L'étude franco-canadienne PRODIGE 24/CCTG PA.6, coordonnée par le Pr Thierry Conroy, a inclus 493 patients après exérèse chirurgicale d'un adénocarcinome du pancréas, randomisés pour recevoir soit la chimiothérapie adjuvante de référence depuis plus de 10 ans, la gemcitabine, soit le protocole FOLFIRINOX modifié (5 FU, irinotécan, oxaliplatine).
Deux tiers des patients en vie à 3 ans
Les résultats de l'essai ont été rapportés prématurément compte tenu du bénéfice apporté par le mFOLFIRINOX mais les inclusions étaient terminées (1).

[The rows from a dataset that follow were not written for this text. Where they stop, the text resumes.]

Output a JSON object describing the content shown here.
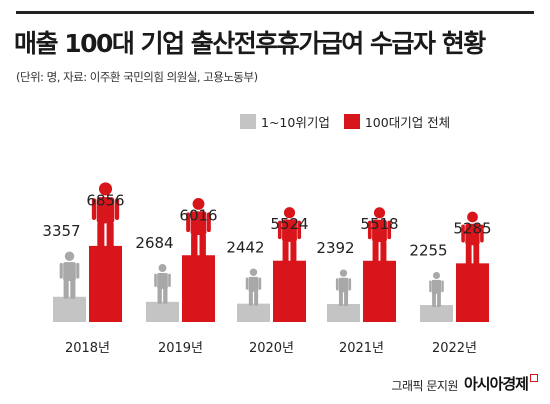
{
  "header": {
    "title": "매출 100대 기업 출산전후휴가급여 수급자 현황",
    "source": "(단위: 명, 자료: 이주환 국민의힘 의원실, 고용노동부)"
  },
  "legend": {
    "series_1": "1~10위기업",
    "series_2": "100대기업 전체"
  },
  "footer": {
    "credit": "그래픽 문지원",
    "brand": "아시아경제"
  },
  "colors": {
    "red": "#d8151b",
    "gray": "#c4c4c4",
    "gray_figure": "#a8a8a8"
  },
  "chart_data": {
    "type": "bar",
    "categories": [
      "2018년",
      "2019년",
      "2020년",
      "2021년",
      "2022년"
    ],
    "series": [
      {
        "name": "1~10위기업",
        "values": [
          3357,
          2684,
          2442,
          2392,
          2255
        ]
      },
      {
        "name": "100대기업 전체",
        "values": [
          6856,
          6016,
          5524,
          5518,
          5285
        ]
      }
    ],
    "title": "매출 100대 기업 출산전후휴가급여 수급자 현황",
    "xlabel": "",
    "ylabel": "",
    "unit": "명",
    "grid": false
  }
}
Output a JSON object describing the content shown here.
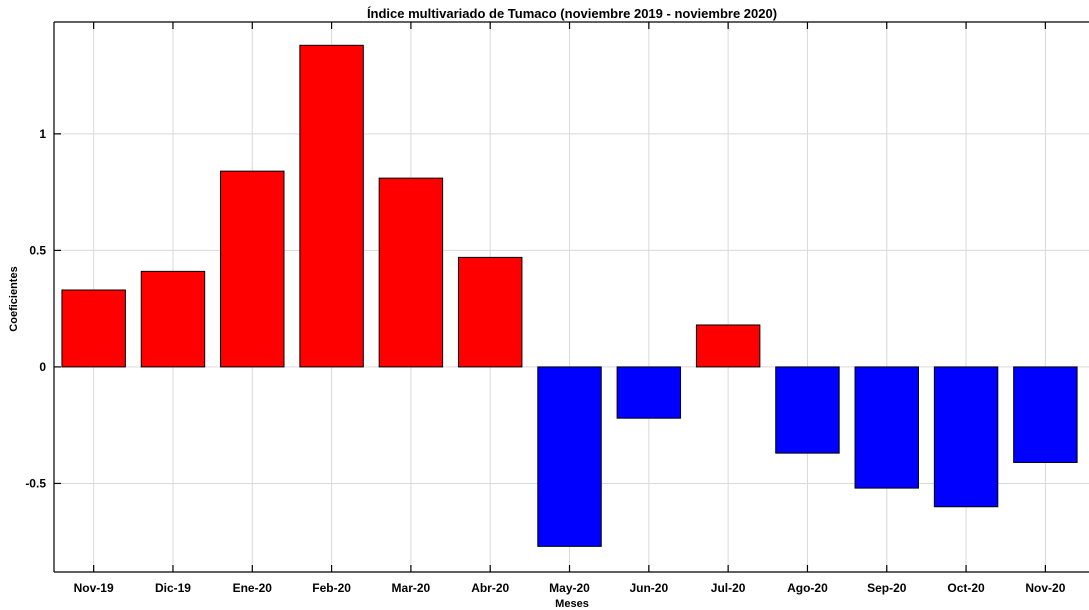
{
  "chart_data": {
    "type": "bar",
    "title": "Índice multivariado de Tumaco (noviembre 2019 - noviembre  2020)",
    "xlabel": "Meses",
    "ylabel": "Coeficientes",
    "categories": [
      "Nov-19",
      "Dic-19",
      "Ene-20",
      "Feb-20",
      "Mar-20",
      "Abr-20",
      "May-20",
      "Jun-20",
      "Jul-20",
      "Ago-20",
      "Sep-20",
      "Oct-20",
      "Nov-20"
    ],
    "values": [
      0.33,
      0.41,
      0.84,
      1.38,
      0.81,
      0.47,
      -0.77,
      -0.22,
      0.18,
      -0.37,
      -0.52,
      -0.6,
      -0.41
    ],
    "ylim": [
      -0.88,
      1.48
    ],
    "yticks": [
      -0.5,
      0,
      0.5,
      1
    ],
    "ytick_labels": [
      "-0.5",
      "0",
      "0.5",
      "1"
    ],
    "grid": true,
    "colors": {
      "positive": "#ff0000",
      "negative": "#0000ff",
      "edge": "#000000",
      "grid": "#d9d9d9"
    }
  }
}
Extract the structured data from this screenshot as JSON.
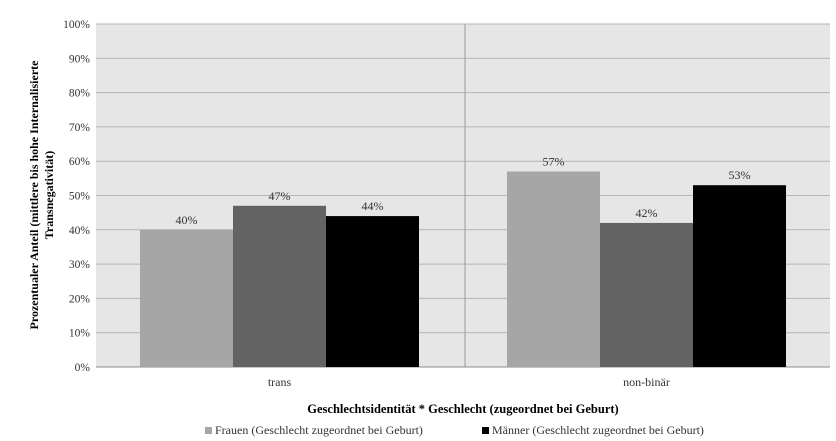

En effet, à 3 ans, la survie sans progression (critère principal) était multipliée par deux (deux patients sur cinq sans récidive parmi ceux traités par mFOLFIRINOX versus un sur cinq sous gemcitabine). Parallèlement, la survie globale à 3 ans était significativement augmentée (deux tiers versus moitié des patients en vie à trois ans). Les résultats à 5 ans sont vivement attendus.
Les effets indésirables sévères étaient plus importants avec le mFOLFIRINOX (75 % vs 52 %) mais restaient gérables et la balance bénéfice/risque était sans contexte en faveur du mFOLFIRINOX. Les diarrhées étaient plus nombreuses (19 % vs 4 %), mais classiques, sous irinotécan surtout après un curage ganglionnaire et ont été réduites en diminuant la dose d'irinotécan. Des neutropénies ont également été observées (souvent sans gravité, la plupart des patients recevant des facteurs de croissance granulocytaires), ainsi que des mucites, des nausées/vomissements, une fatigue et des neuropathies régressant à l'arrêt du traitement.
Un protocole prometteur
Les molécules utilisées dans le protocole mFOLFIRINOX sont bien connues en cancérologie digestive où l'éventail thérapeutique est assez réduit. Le 5 FU est une drogue majeure utilisée depuis plus de 50 ans; l'oxaliplatine et l'irinotecan ont été développés à la fin des années 1990. Le protocole FOLFIRINOX avait déjà apporté des résultats extrêmement intéressants dans les cancers colorectaux métastatiques, avant d'être comparé à la gemcitabine d'abord dans les cancers du pancréas en situation métastatique où il se montrait très nettement supérieur, puis dans les cancers localement avancés inopérables (protocole NEOPAN en cours coordonné par le Pr Michel Ducreux).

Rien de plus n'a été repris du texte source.